Ella rested against a table, steadied her breathing, and calmed her racing heart. She hadn’t expected Logan to be so cerebral, so dedicated to his job. She assumed his kills meant nothing to him, but they apparently brought him great pride and satisfaction. He was a serial killer in a contract killer’s body.
She slipped out of the office, back into the hustle of the main area. Ripley was leaning against the wall where Ella had left her, regarding the carpeted floor with an absent stare. Her free arm swayed by her side, and when she caught Ella’s eye, her expression shifted from absent to distress. Ripley closed in on her and said, “This can’t be real.”
“Tell me about it.” Ella was unprepared for the sudden jarring transition from personal horrors to the current case.
“You might be right. Mason Price might not be so guilty after all.”
Her last conversation with Mason seemed like a million years ago now.

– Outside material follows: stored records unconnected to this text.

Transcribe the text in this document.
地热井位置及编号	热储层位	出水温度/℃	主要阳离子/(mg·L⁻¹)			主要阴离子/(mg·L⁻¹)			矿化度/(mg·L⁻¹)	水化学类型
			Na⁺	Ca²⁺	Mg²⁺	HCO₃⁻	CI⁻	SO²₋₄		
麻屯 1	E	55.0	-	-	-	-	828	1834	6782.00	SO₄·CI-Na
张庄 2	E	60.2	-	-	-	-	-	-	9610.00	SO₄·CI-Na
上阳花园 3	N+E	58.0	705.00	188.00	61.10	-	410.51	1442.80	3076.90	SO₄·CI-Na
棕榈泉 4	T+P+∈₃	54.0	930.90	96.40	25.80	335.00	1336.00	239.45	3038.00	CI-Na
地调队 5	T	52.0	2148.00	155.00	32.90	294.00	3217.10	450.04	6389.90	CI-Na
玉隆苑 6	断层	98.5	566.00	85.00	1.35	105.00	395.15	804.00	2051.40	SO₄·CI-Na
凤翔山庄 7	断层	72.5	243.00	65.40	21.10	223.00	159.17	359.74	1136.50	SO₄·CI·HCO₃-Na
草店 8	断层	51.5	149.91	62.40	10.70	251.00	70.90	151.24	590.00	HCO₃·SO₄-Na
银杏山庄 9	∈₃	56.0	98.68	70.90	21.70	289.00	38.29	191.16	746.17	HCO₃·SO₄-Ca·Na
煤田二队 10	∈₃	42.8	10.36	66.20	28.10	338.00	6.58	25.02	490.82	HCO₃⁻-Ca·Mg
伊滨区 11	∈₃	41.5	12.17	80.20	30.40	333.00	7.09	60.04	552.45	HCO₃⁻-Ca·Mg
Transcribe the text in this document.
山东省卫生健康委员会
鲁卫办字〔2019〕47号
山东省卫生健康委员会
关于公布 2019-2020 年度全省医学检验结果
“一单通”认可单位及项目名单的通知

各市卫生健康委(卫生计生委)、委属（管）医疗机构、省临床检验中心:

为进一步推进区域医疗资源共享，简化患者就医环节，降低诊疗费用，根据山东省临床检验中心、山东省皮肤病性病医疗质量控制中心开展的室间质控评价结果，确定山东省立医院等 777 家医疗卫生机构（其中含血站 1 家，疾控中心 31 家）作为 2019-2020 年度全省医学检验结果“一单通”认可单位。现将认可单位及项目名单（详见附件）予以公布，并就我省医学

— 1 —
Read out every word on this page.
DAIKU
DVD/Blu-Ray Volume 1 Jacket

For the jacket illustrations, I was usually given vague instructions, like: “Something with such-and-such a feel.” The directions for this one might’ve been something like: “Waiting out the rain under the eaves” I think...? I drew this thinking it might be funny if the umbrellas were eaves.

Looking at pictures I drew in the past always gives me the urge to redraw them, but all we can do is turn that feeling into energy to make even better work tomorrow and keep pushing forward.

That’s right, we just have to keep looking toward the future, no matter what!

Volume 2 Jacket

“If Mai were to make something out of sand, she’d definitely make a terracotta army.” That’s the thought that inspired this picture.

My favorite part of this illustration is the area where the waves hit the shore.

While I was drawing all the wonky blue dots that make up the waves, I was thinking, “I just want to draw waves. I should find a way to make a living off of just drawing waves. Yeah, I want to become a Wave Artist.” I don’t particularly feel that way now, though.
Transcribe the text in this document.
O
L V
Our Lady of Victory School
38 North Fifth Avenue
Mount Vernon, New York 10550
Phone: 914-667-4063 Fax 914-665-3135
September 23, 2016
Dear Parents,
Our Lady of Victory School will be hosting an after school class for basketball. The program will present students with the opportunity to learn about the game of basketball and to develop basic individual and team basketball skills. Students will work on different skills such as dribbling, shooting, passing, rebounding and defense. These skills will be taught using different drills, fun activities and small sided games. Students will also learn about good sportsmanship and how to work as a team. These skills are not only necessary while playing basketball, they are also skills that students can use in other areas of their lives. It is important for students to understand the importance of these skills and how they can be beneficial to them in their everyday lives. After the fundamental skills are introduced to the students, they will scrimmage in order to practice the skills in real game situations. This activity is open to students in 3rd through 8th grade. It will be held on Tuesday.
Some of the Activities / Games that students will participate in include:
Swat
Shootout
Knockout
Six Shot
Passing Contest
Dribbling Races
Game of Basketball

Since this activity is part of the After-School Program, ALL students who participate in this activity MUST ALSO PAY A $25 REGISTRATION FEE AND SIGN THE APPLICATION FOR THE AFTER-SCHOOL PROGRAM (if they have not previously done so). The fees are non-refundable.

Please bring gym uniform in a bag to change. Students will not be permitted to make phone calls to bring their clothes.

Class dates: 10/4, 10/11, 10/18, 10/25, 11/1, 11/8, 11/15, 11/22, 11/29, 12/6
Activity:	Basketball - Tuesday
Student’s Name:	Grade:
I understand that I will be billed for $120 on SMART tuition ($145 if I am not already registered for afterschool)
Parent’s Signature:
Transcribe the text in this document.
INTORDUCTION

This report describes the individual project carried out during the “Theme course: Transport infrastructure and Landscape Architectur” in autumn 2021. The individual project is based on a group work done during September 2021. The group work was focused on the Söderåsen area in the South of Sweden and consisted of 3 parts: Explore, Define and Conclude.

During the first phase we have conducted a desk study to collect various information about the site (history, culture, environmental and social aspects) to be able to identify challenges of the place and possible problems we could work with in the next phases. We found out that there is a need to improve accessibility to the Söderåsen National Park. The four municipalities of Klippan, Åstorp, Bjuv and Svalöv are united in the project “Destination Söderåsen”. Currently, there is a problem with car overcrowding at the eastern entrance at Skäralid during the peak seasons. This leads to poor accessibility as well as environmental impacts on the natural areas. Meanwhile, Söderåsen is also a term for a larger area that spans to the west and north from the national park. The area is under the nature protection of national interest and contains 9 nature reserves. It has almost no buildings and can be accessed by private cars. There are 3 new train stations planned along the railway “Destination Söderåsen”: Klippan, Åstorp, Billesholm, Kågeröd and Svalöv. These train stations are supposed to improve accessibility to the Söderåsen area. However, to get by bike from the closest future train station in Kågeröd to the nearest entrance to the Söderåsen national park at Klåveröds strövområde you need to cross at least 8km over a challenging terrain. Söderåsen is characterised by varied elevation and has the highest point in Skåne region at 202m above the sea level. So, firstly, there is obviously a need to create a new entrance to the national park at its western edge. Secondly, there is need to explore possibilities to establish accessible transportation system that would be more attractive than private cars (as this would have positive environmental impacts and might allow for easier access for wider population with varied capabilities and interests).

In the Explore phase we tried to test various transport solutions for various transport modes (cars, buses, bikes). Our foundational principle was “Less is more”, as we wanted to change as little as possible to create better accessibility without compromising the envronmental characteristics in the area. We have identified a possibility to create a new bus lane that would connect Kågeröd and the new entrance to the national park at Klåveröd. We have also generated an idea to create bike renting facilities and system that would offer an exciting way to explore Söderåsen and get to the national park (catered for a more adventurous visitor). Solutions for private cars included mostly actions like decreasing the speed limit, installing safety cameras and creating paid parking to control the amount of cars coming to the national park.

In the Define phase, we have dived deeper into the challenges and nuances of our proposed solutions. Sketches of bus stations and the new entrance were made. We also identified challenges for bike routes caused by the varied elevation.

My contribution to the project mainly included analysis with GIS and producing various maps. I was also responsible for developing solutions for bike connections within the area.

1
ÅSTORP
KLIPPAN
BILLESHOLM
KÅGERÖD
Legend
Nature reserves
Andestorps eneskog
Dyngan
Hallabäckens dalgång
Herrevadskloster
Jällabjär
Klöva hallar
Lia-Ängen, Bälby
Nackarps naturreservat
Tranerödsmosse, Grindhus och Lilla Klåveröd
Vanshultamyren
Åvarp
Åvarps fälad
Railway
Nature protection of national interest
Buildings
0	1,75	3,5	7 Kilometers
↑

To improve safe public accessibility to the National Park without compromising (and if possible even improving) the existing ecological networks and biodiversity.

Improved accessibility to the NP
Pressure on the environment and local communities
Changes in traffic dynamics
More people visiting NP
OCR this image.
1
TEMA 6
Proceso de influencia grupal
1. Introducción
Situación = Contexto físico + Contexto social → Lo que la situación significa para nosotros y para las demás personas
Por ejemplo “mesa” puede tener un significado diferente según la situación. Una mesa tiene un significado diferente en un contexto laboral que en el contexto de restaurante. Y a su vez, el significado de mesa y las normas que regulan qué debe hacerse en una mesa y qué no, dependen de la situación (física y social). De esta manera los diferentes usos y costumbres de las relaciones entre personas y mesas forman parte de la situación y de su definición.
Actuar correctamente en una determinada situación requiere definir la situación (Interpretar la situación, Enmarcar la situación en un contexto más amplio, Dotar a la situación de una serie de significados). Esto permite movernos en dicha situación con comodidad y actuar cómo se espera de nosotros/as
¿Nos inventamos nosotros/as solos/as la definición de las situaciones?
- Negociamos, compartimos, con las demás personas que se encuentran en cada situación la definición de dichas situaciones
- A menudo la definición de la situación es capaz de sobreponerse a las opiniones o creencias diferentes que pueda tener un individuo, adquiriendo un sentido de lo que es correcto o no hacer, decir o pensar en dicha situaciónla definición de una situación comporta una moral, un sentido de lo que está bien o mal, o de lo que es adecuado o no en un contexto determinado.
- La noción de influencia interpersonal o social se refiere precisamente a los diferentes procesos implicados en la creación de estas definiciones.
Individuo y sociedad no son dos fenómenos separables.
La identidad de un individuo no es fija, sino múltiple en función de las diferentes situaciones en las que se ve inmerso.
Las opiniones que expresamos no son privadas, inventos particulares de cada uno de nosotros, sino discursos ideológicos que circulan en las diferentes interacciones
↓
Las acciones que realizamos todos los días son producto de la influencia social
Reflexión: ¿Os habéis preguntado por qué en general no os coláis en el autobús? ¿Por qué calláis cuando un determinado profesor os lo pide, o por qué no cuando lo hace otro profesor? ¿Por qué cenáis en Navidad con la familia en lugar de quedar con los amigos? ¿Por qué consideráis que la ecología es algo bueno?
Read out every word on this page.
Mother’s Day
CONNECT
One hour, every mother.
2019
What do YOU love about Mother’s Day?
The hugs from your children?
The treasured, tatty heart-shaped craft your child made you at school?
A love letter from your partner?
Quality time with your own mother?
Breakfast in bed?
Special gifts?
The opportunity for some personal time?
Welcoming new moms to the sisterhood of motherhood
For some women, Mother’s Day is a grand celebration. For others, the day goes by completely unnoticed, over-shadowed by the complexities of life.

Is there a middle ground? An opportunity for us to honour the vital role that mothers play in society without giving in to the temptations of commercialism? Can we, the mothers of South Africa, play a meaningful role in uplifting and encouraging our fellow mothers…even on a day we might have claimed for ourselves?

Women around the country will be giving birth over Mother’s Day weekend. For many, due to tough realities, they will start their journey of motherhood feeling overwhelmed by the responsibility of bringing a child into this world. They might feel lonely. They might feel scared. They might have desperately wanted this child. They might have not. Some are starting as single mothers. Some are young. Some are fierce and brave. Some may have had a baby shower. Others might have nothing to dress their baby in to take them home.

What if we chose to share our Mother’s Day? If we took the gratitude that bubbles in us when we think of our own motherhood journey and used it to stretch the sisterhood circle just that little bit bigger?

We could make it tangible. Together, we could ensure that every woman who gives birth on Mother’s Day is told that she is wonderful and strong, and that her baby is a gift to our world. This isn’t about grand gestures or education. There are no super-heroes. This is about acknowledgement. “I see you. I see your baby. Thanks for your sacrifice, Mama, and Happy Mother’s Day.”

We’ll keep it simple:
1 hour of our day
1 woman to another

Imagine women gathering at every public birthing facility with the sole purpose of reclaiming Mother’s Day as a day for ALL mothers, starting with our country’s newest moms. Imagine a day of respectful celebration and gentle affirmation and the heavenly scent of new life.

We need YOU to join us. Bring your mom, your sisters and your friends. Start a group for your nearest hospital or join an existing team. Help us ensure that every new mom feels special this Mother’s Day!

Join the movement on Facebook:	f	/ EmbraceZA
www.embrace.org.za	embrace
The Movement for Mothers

The thoughts came flooding back, and then a new comprehension tunneled into her head, kicking her back to consciousness with a heavy boot.
“There’s a fourth body,” Ella said. She glanced at a wall clock above Ripley’s head. Barely one p.m. in the afternoon.
Bodies usually came in the dead of the night, then awareness of them came at daybreak.
Ripley’s deep inhalation confirmed it. Then she said, “And this one is… different.”
Ella felt like the ground below her had given way, swallowed her up, and sent her spiraling into the abyss like a stone down a well. Into an all-consuming blackness with no end in sight, the air growing colder every second.
The monster was back.
CHAPTER TWENTY SEVEN
“Four victims in three days,” Ella said. “This isn’t normal.”
They were on the top floor of the Davenport City Council building, in a cramped office spoiled with paperwork, spattered blood, and a lifeless body. The victim was in her leather office chair, slumped across her desk in a bloody, satirical parody of working life. The scene was far removed from anything Ella had seen so far, prompting a few invasive thoughts as to whether this was even related to the three prior murders.
She felt like she’d been transported here at the click of a button. She barely remembered the journey, instead preoccupied with internal reflections. Another stop on the rollercoaster of disaster.
Sergeant Grant was at the body. “This is Gail Brookes. Councilwoman for the City Commission. Well-known around here. One of her staff found her in this state twenty minutes ago.”
Ripley asked, “You know her?”
“Not personally. She makes appearances on local news occasionally. The outspoken type. She filed a harassment case against the mayor last year. It was all over the news.”
Ella took it all in, ruminated on the information, and slotted any perfect-fitting pieces into the thousand-piece jigsaw that was this case.
“How long before forensics get here?” Ripley asked.